All too soon it was time to leave the centre and head off on our travels again
We began the next leg of our onwards journey with a bus trip to Rangpur in the North West of Bangladesh and arrived there in the evening. We had no accommodation booked so after a rickshaw into town that was our first task and as usual people wanted to talk to us! We were a strange sight- 2 white people walking bout with big bags! The hotel we were heading to was full but w found another one close by and then watched the procession going through town as the Hindus continued celebrating Durga Puja. We enjoyed a cup of cha with the rickshaw wallahs at a tea stall and they were amused to see us there, then we ate veggie pastries and chatted to a man who'd been to England, Wales and Ireland.

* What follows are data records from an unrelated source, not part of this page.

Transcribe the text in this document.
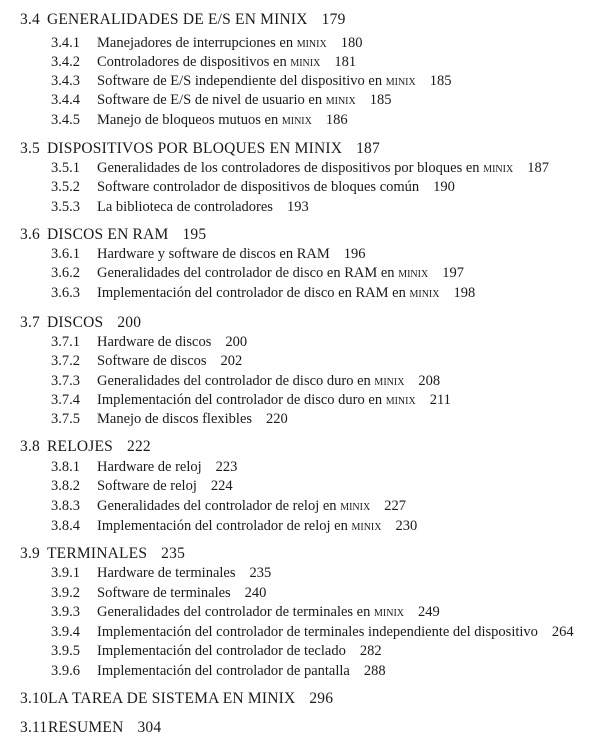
3.4 GENERALIDADES DE E/S EN MINIX 179
3.4.1 Manejadores de interrupciones en minix 180
3.4.2 Controladores de dispositivos en minix 181
3.4.3 Software de E/S independiente del dispositivo en minix 185
3.4.4 Software de E/S de nivel de usuario en minix 185
3.4.5 Manejo de bloqueos mutuos en minix 186
3.5 DISPOSITIVOS POR BLOQUES EN MINIX 187
3.5.1 Generalidades de los controladores de dispositivos por bloques en minix 187
3.5.2 Software controlador de dispositivos de bloques común 190
3.5.3 La biblioteca de controladores 193
3.6 DISCOS EN RAM 195
3.6.1 Hardware y software de discos en RAM 196
3.6.2 Generalidades del controlador de disco en RAM en minix 197
3.6.3 Implementación del controlador de disco en RAM en minix 198
3.7 DISCOS 200
3.7.1 Hardware de discos 200
3.7.2 Software de discos 202
3.7.3 Generalidades del controlador de disco duro en minix 208
3.7.4 Implementación del controlador de disco duro en minix 211
3.7.5 Manejo de discos flexibles 220
3.8 RELOJES 222
3.8.1 Hardware de reloj 223
3.8.2 Software de reloj 224
3.8.3 Generalidades del controlador de reloj en minix 227
3.8.4 Implementación del controlador de reloj en minix 230
3.9 TERMINALES 235
3.9.1 Hardware de terminales 235
3.9.2 Software de terminales 240
3.9.3 Generalidades del controlador de terminales en minix 249
3.9.4 Implementación del controlador de terminales independiente del dispositivo 264
3.9.5 Implementación del controlador de teclado 282
3.9.6 Implementación del controlador de pantalla 288
3.10LA TAREA DE SISTEMA EN MINIX 296
3.11RESUMEN 304
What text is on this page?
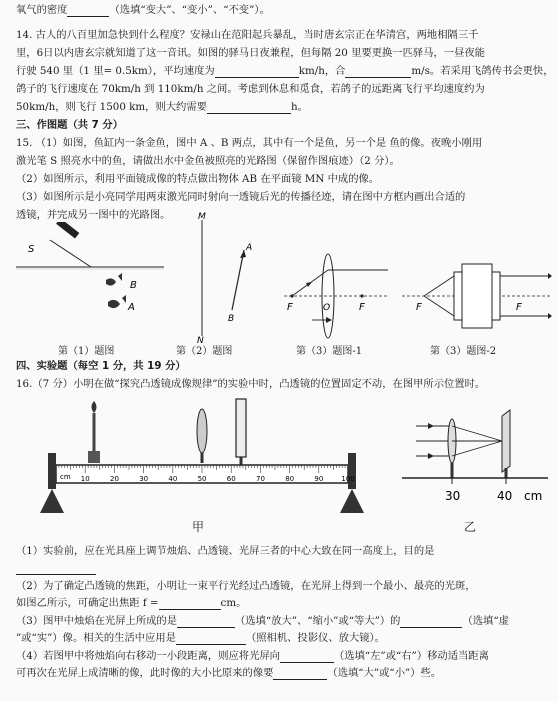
氧气的密度	（选填“变大”、“变小”、“不变”）。
14. 古人的八百里加急快到什么程度？安禄山在范阳起兵暴乱，当时唐玄宗正在华清宫，两地相隔三千
里，6日以内唐玄宗就知道了这一音讯。如图的驿马日夜兼程，但每隔 20 里要更换一匹驿马，一昼夜能
行驶 540 里（1 里= 0.5km），平均速度为	km/h，合	m/s。若采用飞鸽传书会更快，
鸽子的飞行速度在 70km/h 到 110km/h 之间。考虑到休息和觅食，若鸽子的远距离飞行平均速度约为
50km/h，则飞行 1500 km，则大约需要	h。
三、作图题（共 7 分）
15. （1）如图，鱼缸内一条金鱼，图中 A 、B 两点，其中有一个是鱼，另一个是 鱼的像。夜晚小刚用
激光笔 S 照亮水中的鱼，请做出水中金鱼被照亮的光路图（保留作图痕迹）（2 分）。
（2）如图所示，利用平面镜成像的特点做出物体 AB 在平面镜 MN 中成的像。
（3）如图所示是小亮同学用两束激光同时射向一透镜后光的传播径迹，请在图中方框内画出合适的
透镜，并完成另一图中的光路图。
S
B
A
M
N
A
B
F	O	F	F	F
第（1）题图	第（2）题图	第（3）题图-1	第（3）题图-2
四、实验题（每空 1 分，共 19 分）
16.（7 分）小明在做“探究凸透镜成像规律”的实验中时，凸透镜的位置固定不动，在图甲所示位置时。
10	20	30	40	50	60	70	80	90	100
cm
甲
30	40 cm
乙
（1）实验前，应在光具座上调节烛焰、凸透镜、光屏三者的中心大致在同一高度上，目的是
（2）为了确定凸透镜的焦距，小明让一束平行光经过凸透镜，在光屏上得到一个最小、最亮的光斑，
如图乙所示，可确定出焦距 f =	cm。
（3）图甲中烛焰在光屏上所成的是	（选填“放大”、“缩小”或“等大”）的	（选填“虚
”或“实”）像。相关的生活中应用是	（照相机、投影仪、放大镜）。
（4）若图甲中将烛焰向右移动一小段距离，则应将光屏向	（选填“左”或“右”）移动适当距离
可再次在光屏上成清晰的像，此时像的大小比原来的像要	（选填“大”或“小”）些。
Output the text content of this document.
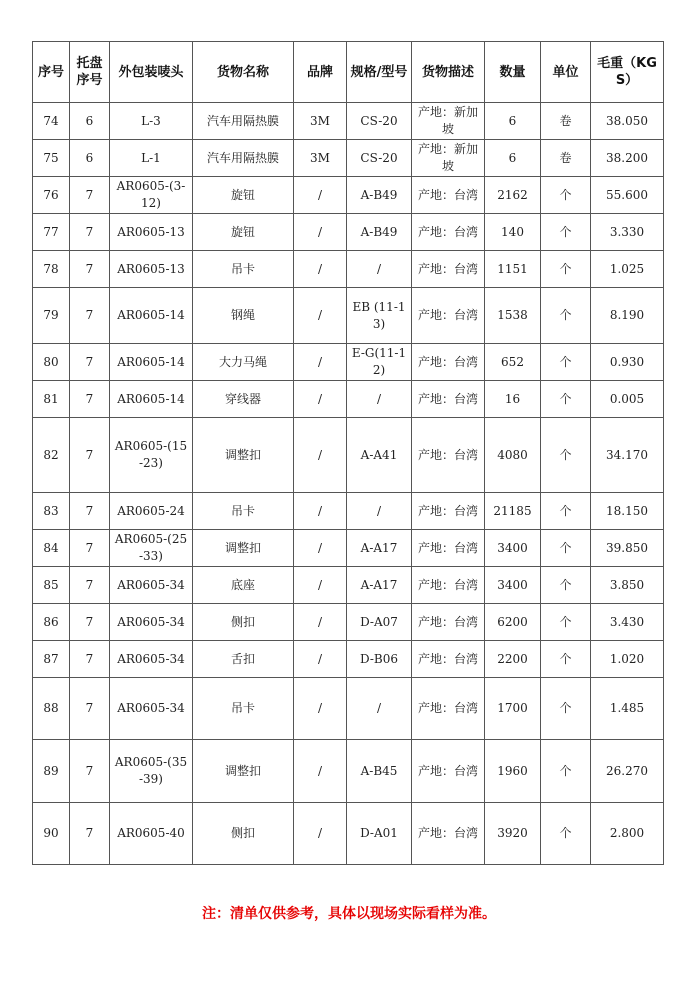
序号	托盘序号	外包装唛头	货物名称	品牌	规格/型号	货物描述	数量	单位	毛重（KGS）
74	6	L-3	汽车用隔热膜	3M	CS-20	产地：新加坡	6	卷	38.050
75	6	L-1	汽车用隔热膜	3M	CS-20	产地：新加坡	6	卷	38.200
76	7	AR0605-(3-12)	旋钮	/	A-B49	产地：台湾	2162	个	55.600
77	7	AR0605-13	旋钮	/	A-B49	产地：台湾	140	个	3.330
78	7	AR0605-13	吊卡	/	/	产地：台湾	1151	个	1.025
79	7	AR0605-14	钢绳	/	EB (11-13)	产地：台湾	1538	个	8.190
80	7	AR0605-14	大力马绳	/	E-G(11-12)	产地：台湾	652	个	0.930
81	7	AR0605-14	穿线器	/	/	产地：台湾	16	个	0.005
82	7	AR0605-(15-23)	调整扣	/	A-A41	产地：台湾	4080	个	34.170
83	7	AR0605-24	吊卡	/	/	产地：台湾	21185	个	18.150
84	7	AR0605-(25-33)	调整扣	/	A-A17	产地：台湾	3400	个	39.850
85	7	AR0605-34	底座	/	A-A17	产地：台湾	3400	个	3.850
86	7	AR0605-34	侧扣	/	D-A07	产地：台湾	6200	个	3.430
87	7	AR0605-34	舌扣	/	D-B06	产地：台湾	2200	个	1.020
88	7	AR0605-34	吊卡	/	/	产地：台湾	1700	个	1.485
89	7	AR0605-(35-39)	调整扣	/	A-B45	产地：台湾	1960	个	26.270
90	7	AR0605-40	侧扣	/	D-A01	产地：台湾	3920	个	2.800
注：清单仅供参考，具体以现场实际看样为准。
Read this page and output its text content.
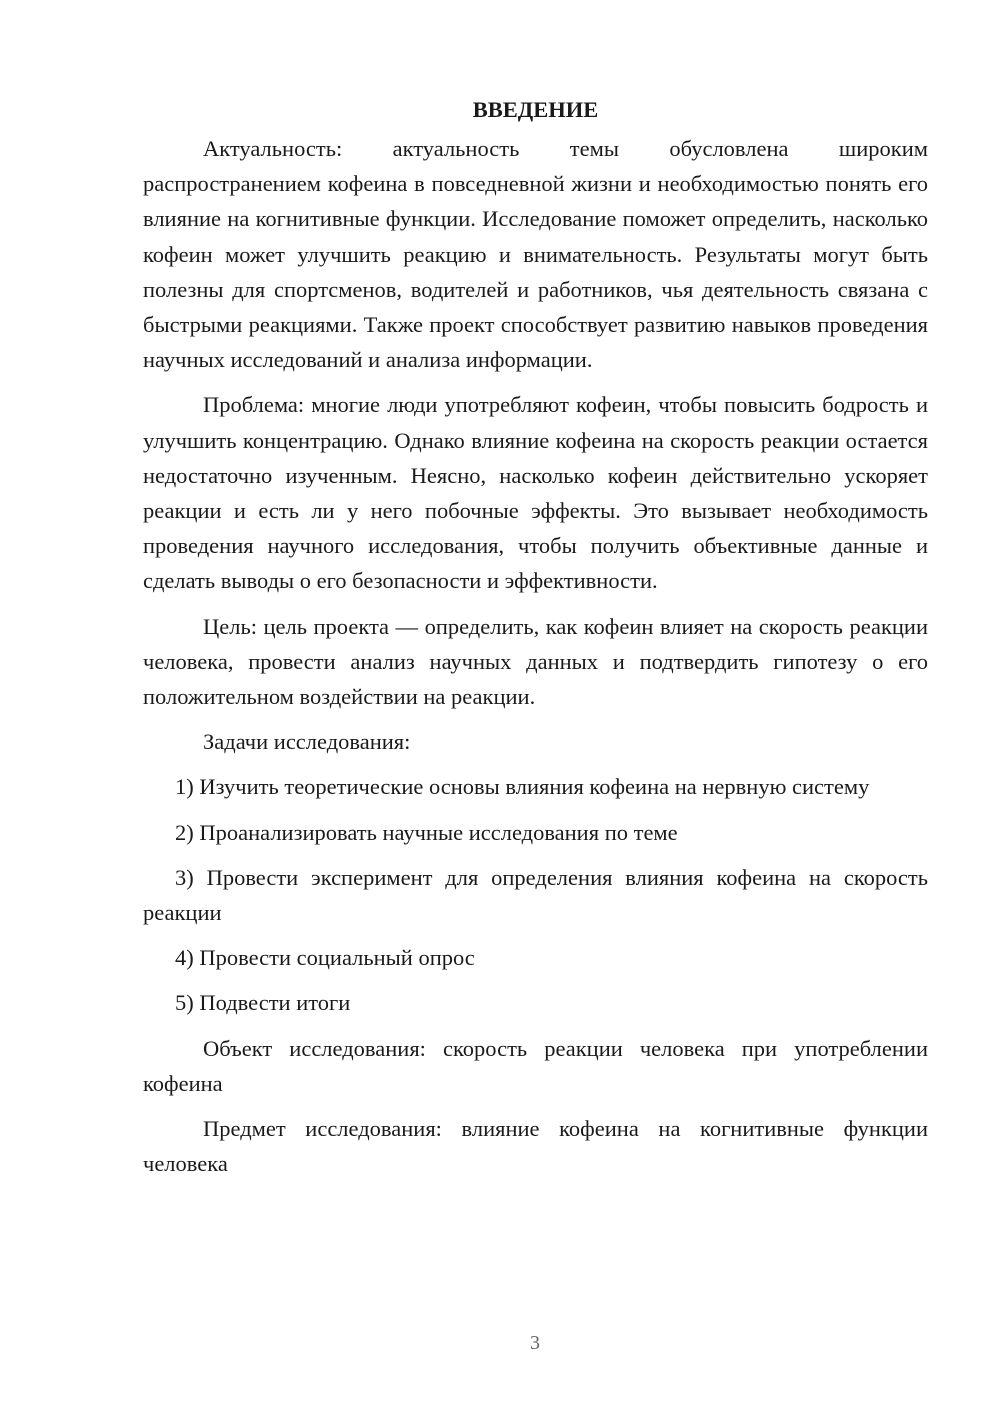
ВВЕДЕНИЕ

Актуальность: актуальность темы обусловлена широким распространением кофеина в повседневной жизни и необходимостью понять его влияние на когнитивные функции. Исследование поможет определить, насколько кофеин может улучшить реакцию и внимательность. Результаты могут быть полезны для спортсменов, водителей и работников, чья деятельность связана с быстрыми реакциями. Также проект способствует развитию навыков проведения научных исследований и анализа информации.

Проблема: многие люди употребляют кофеин, чтобы повысить бодрость и улучшить концентрацию. Однако влияние кофеина на скорость реакции остается недостаточно изученным. Неясно, насколько кофеин действительно ускоряет реакции и есть ли у него побочные эффекты. Это вызывает необходимость проведения научного исследования, чтобы получить объективные данные и сделать выводы о его безопасности и эффективности.

Цель: цель проекта — определить, как кофеин влияет на скорость реакции человека, провести анализ научных данных и подтвердить гипотезу о его положительном воздействии на реакции.

Задачи исследования:

1) Изучить теоретические основы влияния кофеина на нервную систему

2) Проанализировать научные исследования по теме

3) Провести эксперимент для определения влияния кофеина на скорость реакции

4) Провести социальный опрос

5) Подвести итоги

Объект исследования: скорость реакции человека при употреблении кофеина

Предмет исследования: влияние кофеина на когнитивные функции человека

3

Next day we were off on the local bus again to get ourselves over the border into India. It was a fairly quiet border and it seemed the only traffic was a convoy of trucks carrying bananas and us two strange people with big backpacks smiling saying "India" After a bit of chat and some essential tax (Hmmm!) we were walking over the border to meet the Indian officials. They had a bamboo hut and a big notebook for the border formalities which were completed efficiently and we were in India!
A quick drink at a stall, an exchange of taka for rupees and we were off on a bus to a cross-roads, then another bus to Siliguri. It's a great name for a town which is basically a transit point with some good restaurants! We found a hotel easily and had a feast of popadoms, curry and paratha bread along with plenty juice after our hot tiring day of travels!